Exploring Gradient-Guided Masked Language Model to Detect Textual Adversarial Attacks
Xiaomei Zhang, Zhaoxi Zhang, Yanjun Zhang, Xufei Zheng, Leo Yu Zhang, Shengshan Hu, Shirui Pan
TL;DR
This paper tackles the vulnerability of NLP systems to textual adversarial attacks by using masked language models to detect off-manifold inputs. It first introduces MLMD, which uses mask/unmask operations to induce manifold changes and distinguishes adversarial from normal texts, and then improves practicality with GradMLMD, which uses gradient signals to skip non-keywords and focus on crucial words. Through extensive experiments on AG-NEWS, IMDB, and SST-2 with PWWS, TextFooler, TextBugger, and DeepWordBug across CNN, LSTM, BERT, and ALBERT, MLMD and GradMLMD achieve superior or on-par detection relative to state-of-the-art detectors while reducing computational overhead, especially in GradMLMD (~30% of words processed).

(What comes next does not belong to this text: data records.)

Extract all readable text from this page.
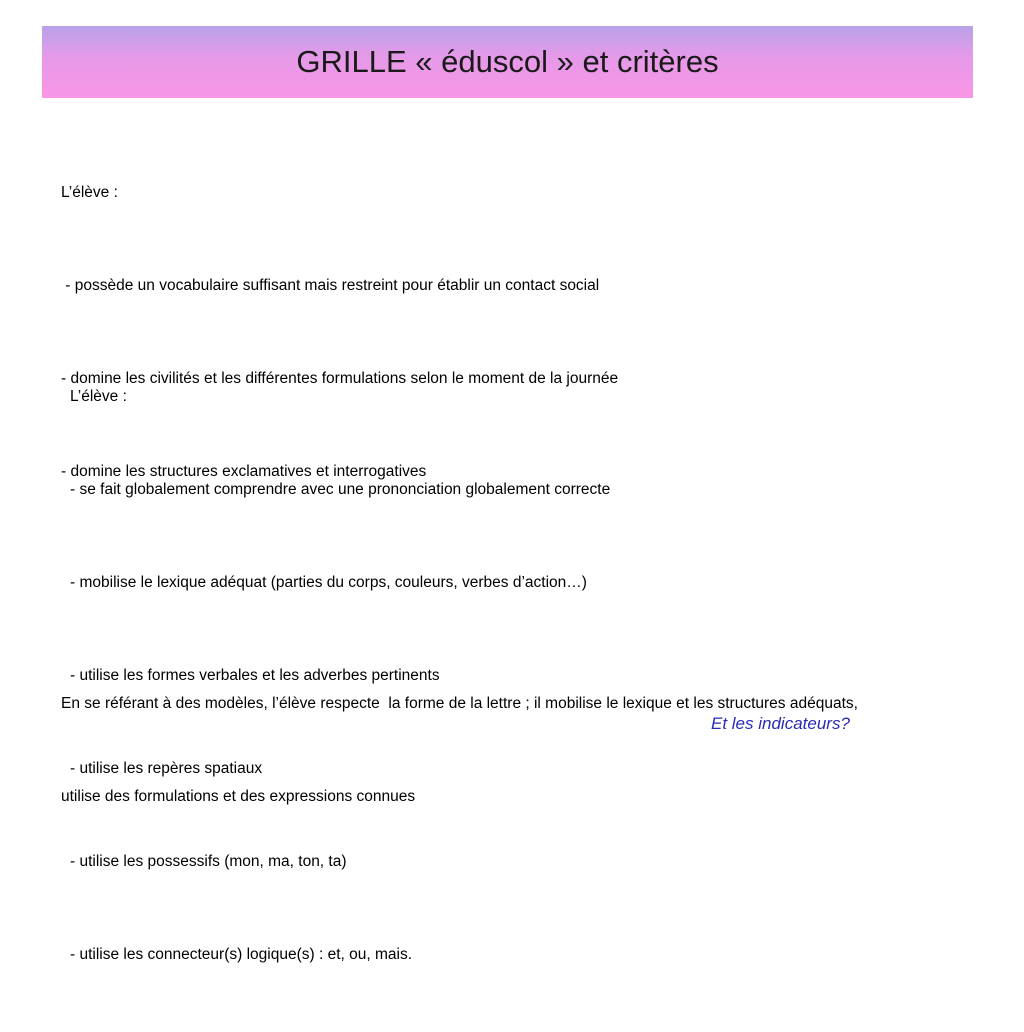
GRILLE « éduscol » et critères

L’élève :

- possède un vocabulaire suffisant mais restreint pour établir un contact social

- domine les civilités et les différentes formulations selon le moment de la journée

- domine les structures exclamatives et interrogatives

L’élève :

- se fait globalement comprendre avec une prononciation globalement correcte

- mobilise le lexique adéquat (parties du corps, couleurs, verbes d’action…)

- utilise les formes verbales et les adverbes pertinents

- utilise les repères spatiaux

- utilise les possessifs (mon, ma, ton, ta)

- utilise les connecteur(s) logique(s) : et, ou, mais.

En se référant à des modèles, l’élève respecte  la forme de la lettre ; il mobilise le lexique et les structures adéquats,

utilise des formulations et des expressions connues

Et les indicateurs?
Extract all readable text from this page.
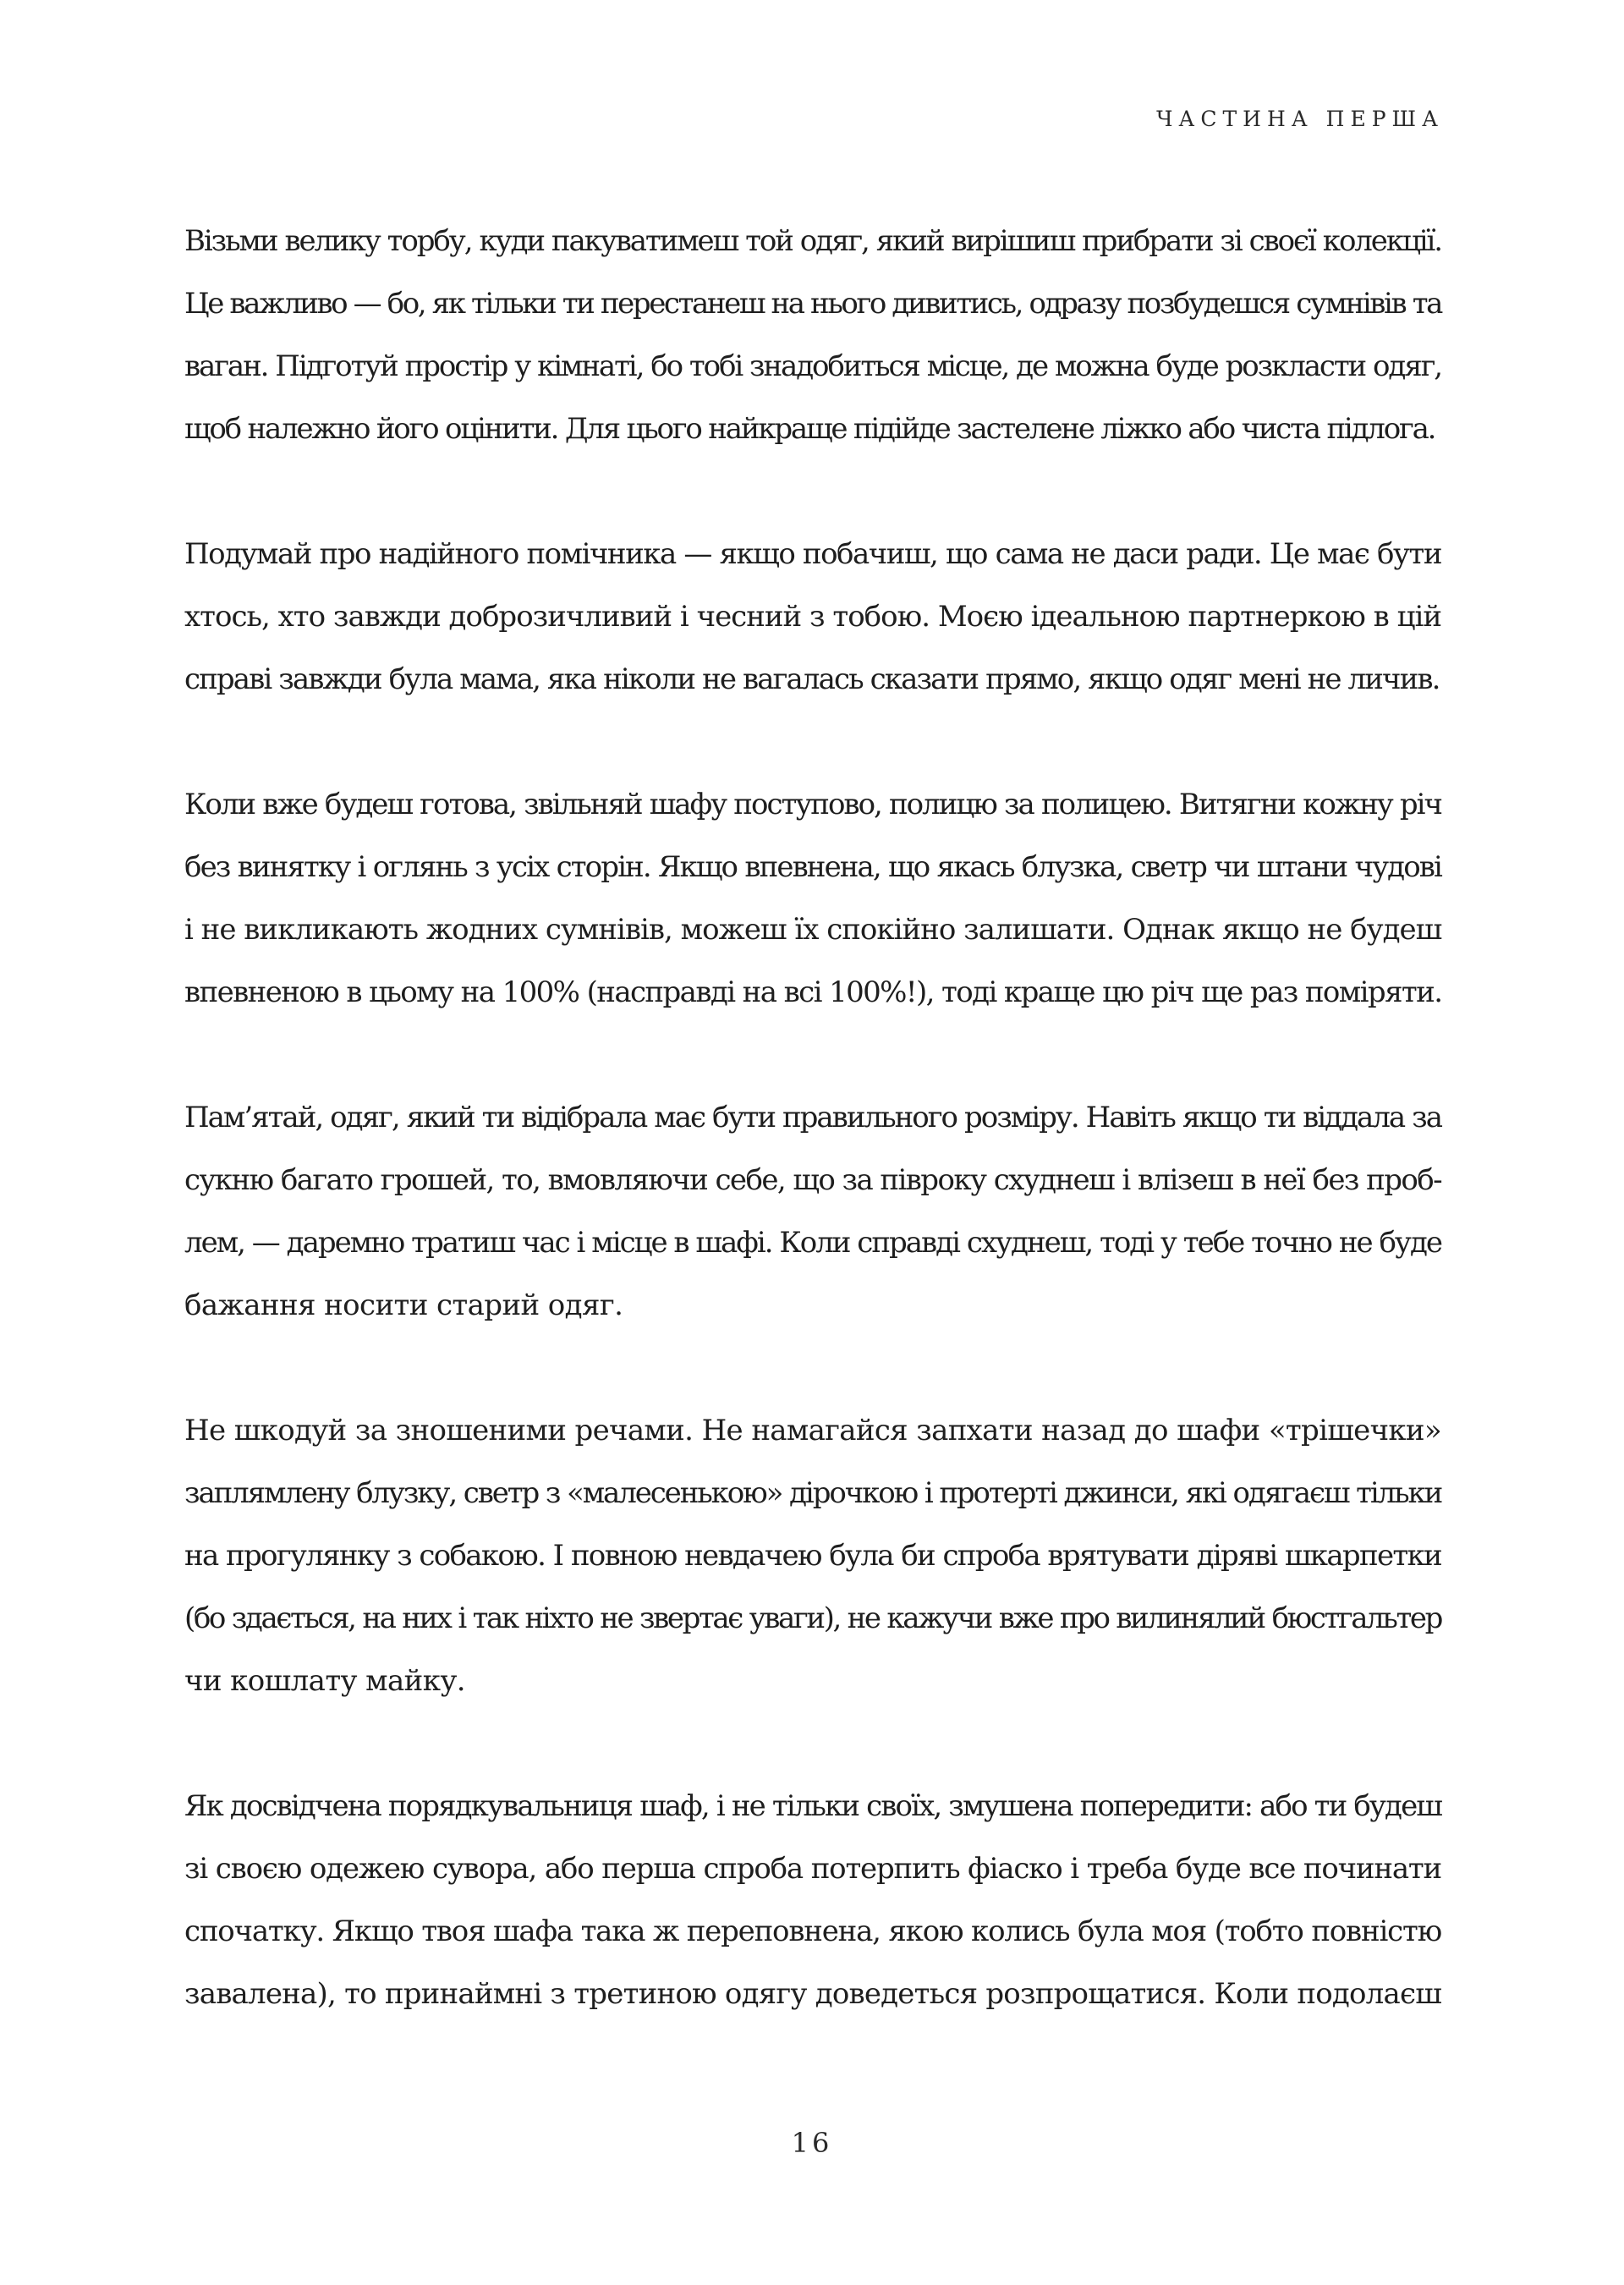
ЧАСТИНА ПЕРША
Візьми велику торбу, куди пакуватимеш той одяг, який вирішиш прибрати зі своєї колекції.
Це важливо — бо, як тільки ти перестанеш на нього дивитись, одразу позбудешся сумнівів та
ваган. Підготуй простір у кімнаті, бо тобі знадобиться місце, де можна буде розкласти одяг,
щоб належно його оцінити. Для цього найкраще підійде застелене ліжко або чиста підлога.
Подумай про надійного помічника — якщо побачиш, що сама не даси ради. Це має бути
хтось, хто завжди доброзичливий і чесний з тобою. Моєю ідеальною партнеркою в цій
справі завжди була мама, яка ніколи не вагалась сказати прямо, якщо одяг мені не личив.
Коли вже будеш готова, звільняй шафу поступово, полицю за полицею. Витягни кожну річ
без винятку і оглянь з усіх сторін. Якщо впевнена, що якась блузка, светр чи штани чудові
і не викликають жодних сумнівів, можеш їх спокійно залишати. Однак якщо не будеш
впевненою в цьому на 100% (насправді на всі 100%!), тоді краще цю річ ще раз поміряти.
Пам’ятай, одяг, який ти відібрала має бути правильного розміру. Навіть якщо ти віддала за
сукню багато грошей, то, вмовляючи себе, що за півроку схуднеш і влізеш в неї без проб-
лем, — даремно тратиш час і місце в шафі. Коли справді схуднеш, тоді у тебе точно не буде
бажання носити старий одяг.
Не шкодуй за зношеними речами. Не намагайся запхати назад до шафи «трішечки»
заплямлену блузку, светр з «малесенькою» дірочкою і протерті джинси, які одягаєш тільки
на прогулянку з собакою. І повною невдачею була би спроба врятувати діряві шкарпетки
(бо здається, на них і так ніхто не звертає уваги), не кажучи вже про вилинялий бюстгальтер
чи кошлату майку.
Як досвідчена порядкувальниця шаф, і не тільки своїх, змушена попередити: або ти будеш
зі своєю одежею сувора, або перша спроба потерпить фіаско і треба буде все починати
спочатку. Якщо твоя шафа така ж переповнена, якою колись була моя (тобто повністю
завалена), то принаймні з третиною одягу доведеться розпрощатися. Коли подолаєш
16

The results show that unmask operations are essential, gradient-guided keyword selection yields high overlap with oracle non-keyword sets, and fine-tuning masked language models on target domains offers additional performance gains. Overall, the work demonstrates a practical path to deploying MLM-based adversarial detectors that preserve normal-task performance while substantially increasing the cost for attackers to circumvent detection.
Abstract
Textual adversarial examples pose serious threats to the reliability of natural language processing systems. Recent studies suggest that adversarial examples tend to deviate from the underlying manifold of normal texts, whereas pre-trained masked language models can approximate the manifold of normal data. These findings inspire the exploration of masked language models for detecting textual adversarial attacks. We first introduce Masked Language Model-based Detection (MLMD), leveraging the mask and unmask operations of the masked language modeling (MLM) objective to induce the difference in manifold changes between normal and adversarial texts. Although MLMD achieves competitive detection performance, its exhaustive one-by-one masking strategy introduces significant computational overhead. Our posterior analysis reveals that a significant number of non-keywords in the input are not important for detection but consume resources. Building on this, we introduce Gradient-guided MLMD (GradMLMD), which leverages gradient information to identify and skip non-keywords during detection, significantly reducing resource consumption without compromising detection performance.